Diversion may be preempted by raising awareness of health issues that could predispose team members to narcotic addiction.2 The recent escalation of narcotic addiction in the US has been fueled, in part, by physicians prescribing narcotics to control postoperative pain. Awareness of the increased risk of narcotics diversion in situations in which people (clients or team members) are dealing with pain management warrants extra attention to signs of diversion.

Under federal law, veterinary nurses can be agents of a DEA licensee to order, administer, or take inventory of scheduled drugs, and can prepare prescriptions under the direct supervision of a DEA-licensed veterinarian. The licensee must check the prescription before the drug is given to the client.

Precautions & Infractions

The most common DEA infraction at a veterinary practice is failure to keep timely, accurate records, including keeping track of when license renewals are due.3 (See Practices Beware: Know the Consequences.) The AVMA provides guidelines for such recordkeeping. (See Information & Resources: Recordkeeping & Security Requirements)

Prescription pads should be secured—unless in use—and should never be presigned. Some states require duplicate prescription pads. 

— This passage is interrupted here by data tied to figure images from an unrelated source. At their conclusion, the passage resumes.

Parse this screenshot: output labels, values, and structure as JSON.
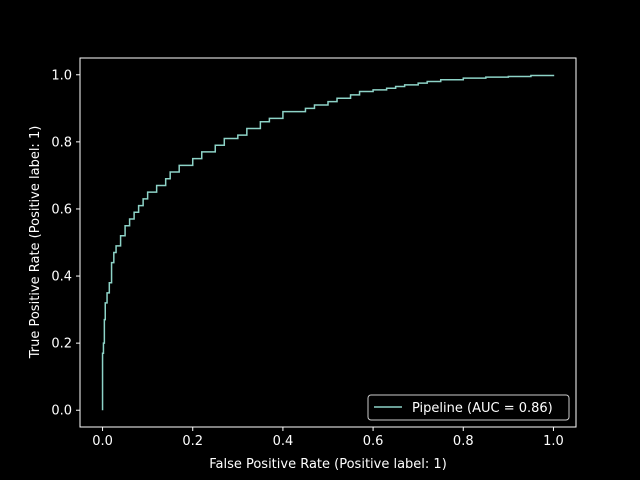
{
  "chart_data": {
    "type": "line",
    "xlabel": "False Positive Rate (Positive label: 1)",
    "ylabel": "True Positive Rate (Positive label: 1)",
    "xlim": [
      -0.05,
      1.05
    ],
    "ylim": [
      -0.05,
      1.05
    ],
    "xticks": [
      "0.0",
      "0.2",
      "0.4",
      "0.6",
      "0.8",
      "1.0"
    ],
    "yticks": [
      "0.0",
      "0.2",
      "0.4",
      "0.6",
      "0.8",
      "1.0"
    ],
    "grid": false,
    "legend_position": "lower-right",
    "background": "#000000",
    "foreground": "#ffffff",
    "series": [
      {
        "name": "Pipeline (AUC = 0.86)",
        "color": "#8dd3c7",
        "x": [
          0.0,
          0.0,
          0.002,
          0.004,
          0.006,
          0.01,
          0.015,
          0.02,
          0.025,
          0.03,
          0.04,
          0.05,
          0.06,
          0.07,
          0.08,
          0.09,
          0.1,
          0.12,
          0.14,
          0.15,
          0.17,
          0.2,
          0.22,
          0.25,
          0.27,
          0.3,
          0.32,
          0.35,
          0.37,
          0.4,
          0.42,
          0.45,
          0.47,
          0.5,
          0.52,
          0.55,
          0.57,
          0.6,
          0.63,
          0.65,
          0.67,
          0.7,
          0.72,
          0.75,
          0.8,
          0.85,
          0.9,
          0.95,
          1.0
        ],
        "y": [
          0.0,
          0.17,
          0.2,
          0.27,
          0.32,
          0.35,
          0.38,
          0.44,
          0.47,
          0.49,
          0.52,
          0.55,
          0.57,
          0.59,
          0.61,
          0.63,
          0.65,
          0.67,
          0.69,
          0.71,
          0.73,
          0.75,
          0.77,
          0.79,
          0.81,
          0.82,
          0.84,
          0.86,
          0.87,
          0.89,
          0.89,
          0.9,
          0.91,
          0.92,
          0.93,
          0.94,
          0.95,
          0.955,
          0.96,
          0.965,
          0.97,
          0.975,
          0.98,
          0.985,
          0.99,
          0.993,
          0.995,
          0.998,
          1.0
        ]
      }
    ]
  }
}
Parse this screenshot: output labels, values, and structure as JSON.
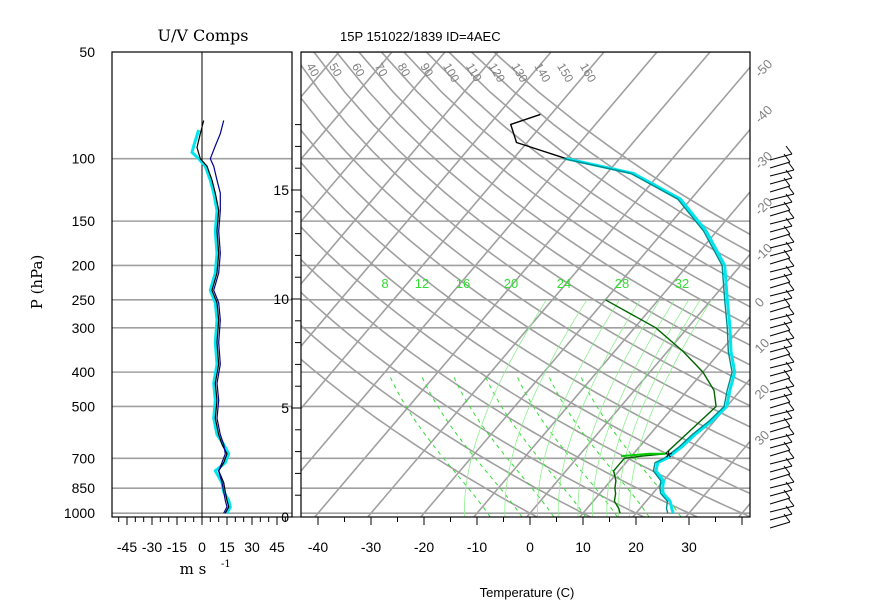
{
  "header": {
    "uv_title": "U/V Comps",
    "skewt_title": "15P 151022/1839 ID=4AEC"
  },
  "chart_data": [
    {
      "type": "line",
      "panel": "uv-components",
      "title": "U/V Comps",
      "xlabel": "m s",
      "xlabel_exponent": "-1",
      "ylabel": "P (hPa)",
      "xlim": [
        -54,
        54
      ],
      "ylim": [
        1025,
        50
      ],
      "y_scale": "log",
      "x_ticks": [
        -45,
        -30,
        -15,
        0,
        15,
        30,
        45
      ],
      "x_tick_labels": [
        "-45",
        "-30",
        "-15",
        "0",
        "15",
        "30",
        "45"
      ],
      "pressure_levels": [
        50,
        100,
        150,
        200,
        250,
        300,
        400,
        500,
        700,
        850,
        1000
      ],
      "pressure_labels": [
        "50",
        "100",
        "150",
        "200",
        "250",
        "300",
        "400",
        "500",
        "700",
        "850",
        "1000"
      ],
      "series": [
        {
          "color": "#00e5ee",
          "points": [
            [
              -2,
              83
            ],
            [
              -5,
              92
            ],
            [
              -6,
              96
            ],
            [
              -2,
              100
            ],
            [
              2,
              105
            ],
            [
              5,
              115
            ],
            [
              7,
              125
            ],
            [
              9,
              140
            ],
            [
              8,
              160
            ],
            [
              9,
              185
            ],
            [
              8,
              210
            ],
            [
              5,
              235
            ],
            [
              8,
              255
            ],
            [
              9,
              285
            ],
            [
              8,
              330
            ],
            [
              9,
              380
            ],
            [
              7,
              430
            ],
            [
              8,
              480
            ],
            [
              7,
              540
            ],
            [
              9,
              600
            ],
            [
              13,
              640
            ],
            [
              16,
              680
            ],
            [
              14,
              720
            ],
            [
              8,
              760
            ],
            [
              12,
              820
            ],
            [
              13,
              870
            ],
            [
              16,
              920
            ],
            [
              17,
              960
            ],
            [
              15,
              1000
            ]
          ]
        },
        {
          "color": "#000000",
          "points": [
            [
              1,
              78
            ],
            [
              -1,
              85
            ],
            [
              -3,
              93
            ],
            [
              -1,
              100
            ],
            [
              3,
              105
            ],
            [
              6,
              115
            ],
            [
              8,
              125
            ],
            [
              10,
              140
            ],
            [
              9,
              160
            ],
            [
              10,
              185
            ],
            [
              9,
              210
            ],
            [
              6,
              235
            ],
            [
              9,
              255
            ],
            [
              10,
              285
            ],
            [
              9,
              330
            ],
            [
              10,
              380
            ],
            [
              8,
              430
            ],
            [
              9,
              480
            ],
            [
              8,
              540
            ],
            [
              10,
              600
            ],
            [
              12,
              640
            ],
            [
              15,
              680
            ],
            [
              13,
              720
            ],
            [
              10,
              760
            ],
            [
              13,
              820
            ],
            [
              14,
              870
            ],
            [
              15,
              920
            ],
            [
              16,
              960
            ],
            [
              14,
              1000
            ]
          ]
        },
        {
          "color": "#00008b",
          "points": [
            [
              13,
              78
            ],
            [
              11,
              85
            ],
            [
              8,
              92
            ],
            [
              5,
              100
            ],
            [
              7,
              105
            ],
            [
              9,
              115
            ],
            [
              11,
              125
            ],
            [
              11,
              140
            ],
            [
              10,
              160
            ],
            [
              11,
              185
            ],
            [
              10,
              210
            ],
            [
              7,
              235
            ],
            [
              10,
              255
            ],
            [
              11,
              285
            ],
            [
              10,
              330
            ],
            [
              11,
              380
            ],
            [
              9,
              430
            ],
            [
              10,
              480
            ],
            [
              9,
              540
            ],
            [
              11,
              600
            ],
            [
              13,
              640
            ],
            [
              14,
              680
            ],
            [
              12,
              720
            ],
            [
              10,
              760
            ],
            [
              12,
              820
            ],
            [
              13,
              870
            ],
            [
              14,
              920
            ],
            [
              15,
              960
            ],
            [
              13,
              1000
            ]
          ]
        }
      ]
    },
    {
      "type": "line",
      "panel": "skew-t",
      "title": "15P 151022/1839 ID=4AEC",
      "xlabel": "Temperature (C)",
      "xlim": [
        -45,
        42
      ],
      "x_ticks": [
        -40,
        -30,
        -20,
        -10,
        0,
        10,
        20,
        30
      ],
      "x_tick_labels": [
        "-40",
        "-30",
        "-20",
        "-10",
        "0",
        "10",
        "20",
        "30"
      ],
      "height_ticks_km": [
        0,
        5,
        10,
        15
      ],
      "height_tick_labels": [
        "0",
        "5",
        "10",
        "15"
      ],
      "dry_adiabat_labels": [
        "40",
        "50",
        "60",
        "70",
        "80",
        "90",
        "100",
        "110",
        "120",
        "130",
        "140",
        "150",
        "160"
      ],
      "mixing_ratio_labels": [
        "8",
        "12",
        "16",
        "20",
        "24",
        "28",
        "32"
      ],
      "isotherm_labels": [
        "-50",
        "-40",
        "-30",
        "-20",
        "-10",
        "0",
        "10",
        "20",
        "30"
      ],
      "series": [
        {
          "name": "temperature",
          "color": "#000000",
          "points": [
            [
              27,
              1000
            ],
            [
              26,
              970
            ],
            [
              24.5,
              925
            ],
            [
              22,
              880
            ],
            [
              21,
              850
            ],
            [
              20,
              810
            ],
            [
              17,
              760
            ],
            [
              16,
              720
            ],
            [
              17,
              700
            ],
            [
              18,
              650
            ],
            [
              18.5,
              600
            ],
            [
              19.5,
              550
            ],
            [
              20,
              500
            ],
            [
              18,
              450
            ],
            [
              16,
              400
            ],
            [
              12,
              350
            ],
            [
              8,
              300
            ],
            [
              3,
              250
            ],
            [
              -3,
              200
            ],
            [
              -12,
              160
            ],
            [
              -22,
              130
            ],
            [
              -35,
              110
            ],
            [
              -50,
              100
            ],
            [
              -62,
              90
            ],
            [
              -66,
              80
            ],
            [
              -62,
              75
            ]
          ]
        },
        {
          "name": "dewpoint",
          "color": "#006400",
          "points": [
            [
              17,
              1000
            ],
            [
              16,
              970
            ],
            [
              14,
              925
            ],
            [
              13,
              880
            ],
            [
              12,
              850
            ],
            [
              11,
              810
            ],
            [
              9,
              760
            ],
            [
              9,
              730
            ],
            [
              9,
              700
            ],
            [
              12,
              690
            ],
            [
              16,
              680
            ],
            [
              18,
              500
            ],
            [
              15,
              450
            ],
            [
              10,
              400
            ],
            [
              3,
              350
            ],
            [
              -6,
              300
            ],
            [
              -20,
              250
            ]
          ]
        },
        {
          "name": "parcel",
          "color": "#00cc00",
          "points": [
            [
              8,
              690
            ],
            [
              13,
              680
            ],
            [
              16,
              680
            ]
          ]
        },
        {
          "name": "environment-cyan",
          "color": "#00e5ee",
          "points": [
            [
              27,
              1000
            ],
            [
              26,
              970
            ],
            [
              24.5,
              925
            ],
            [
              22,
              880
            ],
            [
              21,
              850
            ],
            [
              20,
              810
            ],
            [
              17,
              760
            ],
            [
              16,
              720
            ],
            [
              17,
              700
            ],
            [
              18,
              650
            ],
            [
              18.5,
              600
            ],
            [
              19.5,
              550
            ],
            [
              20,
              500
            ],
            [
              18,
              450
            ],
            [
              16,
              400
            ],
            [
              12,
              350
            ],
            [
              8,
              300
            ],
            [
              3,
              250
            ],
            [
              -3,
              200
            ],
            [
              -12,
              160
            ],
            [
              -22,
              130
            ],
            [
              -35,
              110
            ],
            [
              -50,
              100
            ]
          ]
        },
        {
          "name": "environment-teal",
          "color": "#008b8b",
          "points": [
            [
              26,
              1000
            ],
            [
              25,
              970
            ],
            [
              24,
              925
            ],
            [
              21.5,
              880
            ],
            [
              20.5,
              850
            ],
            [
              19.5,
              810
            ],
            [
              16.5,
              760
            ],
            [
              15.5,
              720
            ],
            [
              16.5,
              700
            ],
            [
              17.5,
              650
            ],
            [
              18,
              600
            ],
            [
              19,
              550
            ],
            [
              19.5,
              500
            ],
            [
              17.5,
              450
            ],
            [
              15.5,
              400
            ],
            [
              11.5,
              350
            ],
            [
              7.5,
              300
            ],
            [
              2.5,
              250
            ],
            [
              -3.5,
              200
            ],
            [
              -12.5,
              160
            ],
            [
              -22.5,
              130
            ],
            [
              -35.5,
              110
            ],
            [
              -50.5,
              100
            ]
          ]
        }
      ],
      "lcl_marker": "*"
    }
  ]
}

Avoid overordering of controlled substances—order only quantities the practice will use in a reasonable period of time. Storing excess drugs and disposing of expired drugs can create unnecessary risk. The recommended method to dispose of expired drugs is through a reverse distributor, although that can also be expensive.


Safe, efficient management of controlled substances is extremely important, and every veterinary professional in practice should know the rules and the consequences.